Posted: Tue 16th Oct 2018
Building your business as a female entrepreneur can means facing barriers which your male counterparts don't have to deal with.
Ashleigh Hinde, founder and CEO of direct-to-consumer contact lens brand Waldo, shares her experiences and recommendations on how to tackle these barriers head on.
There has been progress
We've made serious progress in recent years. However, there's no denying that there are fewer female entrepreneur role models in business today than there are male. It's an undeniable fact.
Personally, I've experienced the difficulties of growing a business as a female entrepreneur first-hand. But I've been sure not to let it stifle my success as a founder.
Co-founders: yes or no?
One recurring issue I experienced in the early days was the recommendation from many influential, successful business people that I should consider bringing onboard a male co-founder.
While I respected the advice of those around me, I couldn't get my head around the idea that someone's gender could influence the success of Waldo.
Had I succumbed to pressure and opted to bring on board a co-founder, this could well have formed a barrier for the company as it would have meant the entire long-term business plan changing. So, I stuck to my guns and went it alone – a decision I'm very confident was the right one for Waldo.
Finance for female business owners
Another issue is the alarmingly low amount of funding that is awarded to female founders as opposed to male ones. I've noticed that external factors (such as family issues and the potential for maternity leave) often casts doubt in the minds of investors when considering investing in young female entrepreneurs.
I'm constantly encouraging any female founders I speak with to fight for their funding if they truly want it, but this is a worldwide issue that can be very frustrating for those who experience difficulty.
Networking and business support
When it comes to building a business in a fairly male-dominated industry, I've got very used to being the only female in the room.
I'll admit, this felt intimidating to begin with. Fortunately, there are more and more female entrepreneur support groups starting up to help with this, and although I haven't felt the need to use them, I'm grateful to have them so widely available.
Due to the old-fashioned stereotype that females are the weaker gender in a corporate situation, we often subconsciously feel less confident when asking for help, as we don't want to seem weaker than our male counterparts.
The reality is, though, that everyone needs help. Never be afraid to ask. Get a group of people together who can grill you on your business, people who you trust and who would have a sense of what questions to ask.
Since we launched Waldo last year, I've called upon friends, family, mentors and other external bodies for advice. When making business decisions, it's important that I gain a well-rounded overview of all options and take into account various viewpoints that I might not have considered otherwise.

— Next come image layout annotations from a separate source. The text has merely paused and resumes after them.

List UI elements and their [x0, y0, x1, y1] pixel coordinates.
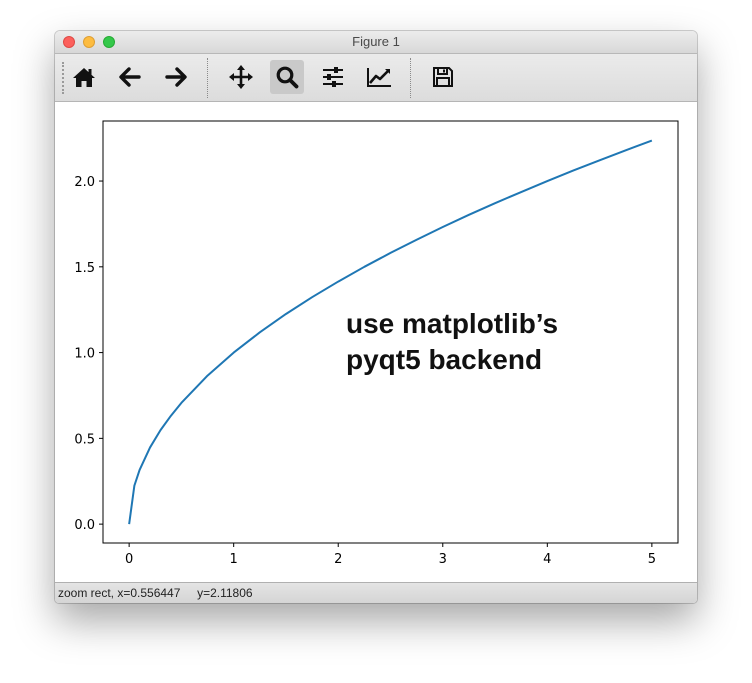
zoom-icon [276, 66, 299, 89]
title-bar[interactable]: Figure 1 [55, 31, 697, 54]
back-button[interactable] [113, 60, 147, 94]
axes-frame [102, 120, 679, 544]
toolbar-separator [410, 58, 412, 98]
status-bar: zoom rect, x=0.556447 y=2.11806 [55, 582, 697, 603]
close-window-button[interactable] [63, 36, 75, 48]
arrow-left-icon [119, 67, 141, 87]
home-button[interactable] [67, 60, 101, 94]
forward-button[interactable] [159, 60, 193, 94]
y-tick-label: 0.5 [74, 432, 95, 447]
window-title: Figure 1 [352, 34, 400, 49]
floppy-icon [433, 67, 453, 87]
figure-window: Figure 1 [55, 31, 697, 603]
save-button[interactable] [426, 60, 460, 94]
y-tick-label: 0.0 [74, 518, 95, 533]
pan-button[interactable] [224, 60, 258, 94]
move-icon [229, 65, 253, 89]
navigation-toolbar [55, 54, 697, 102]
x-tick-label: 2 [334, 552, 342, 567]
data-series-line [128, 139, 653, 525]
annotation-text-line2: pyqt5 backend [346, 344, 542, 375]
sliders-icon [323, 67, 343, 87]
x-axis: 0 1 2 3 4 5 [125, 543, 656, 567]
x-tick-label: 0 [125, 552, 133, 567]
maximize-window-button[interactable] [103, 36, 115, 48]
x-tick-label: 3 [439, 552, 447, 567]
toolbar-grip[interactable] [62, 62, 66, 94]
toolbar-separator [207, 58, 209, 98]
edit-axes-button[interactable] [362, 60, 396, 94]
line-chart-icon [367, 68, 391, 87]
cursor-coordinates: zoom rect, x=0.556447 y=2.11806 [58, 586, 253, 600]
zoom-button[interactable] [270, 60, 304, 94]
configure-subplots-button[interactable] [316, 60, 350, 94]
x-tick-label: 5 [648, 552, 656, 567]
y-tick-label: 1.5 [74, 261, 95, 276]
home-icon [73, 68, 95, 87]
annotation-text-line1: use matplotlib’s [346, 308, 558, 339]
minimize-window-button[interactable] [83, 36, 95, 48]
y-axis: 0.0 0.5 1.0 1.5 2.0 [74, 175, 103, 533]
y-tick-label: 2.0 [74, 175, 95, 190]
x-tick-label: 1 [230, 552, 238, 567]
arrow-right-icon [165, 67, 187, 87]
y-tick-label: 1.0 [74, 347, 95, 362]
x-tick-label: 4 [543, 552, 551, 567]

Calling on a variety of different people from different working backgrounds helps me to do this. Never underestimate how willing people are to lend a hand.
Overall, my one overriding piece of advice to other female entrepreneurs starting out on their journey would be don't let any of these issues become barriers. They might be tough to overcome, but they are absolutely solvable.
I've learnt over the past year that I'll continue to weather major ups and downs as a founder, more than in any other job. I need to take it in my stride and know that the process of building a business isn't always plain-sailing. But that's what makes it fun and rewarding.
Seeing the progress made in recent years by female entrepreneurs rising through the ranks is exciting and reassuring. It's clear that it's only a matter of time before we're truly on an equal footing with male founders.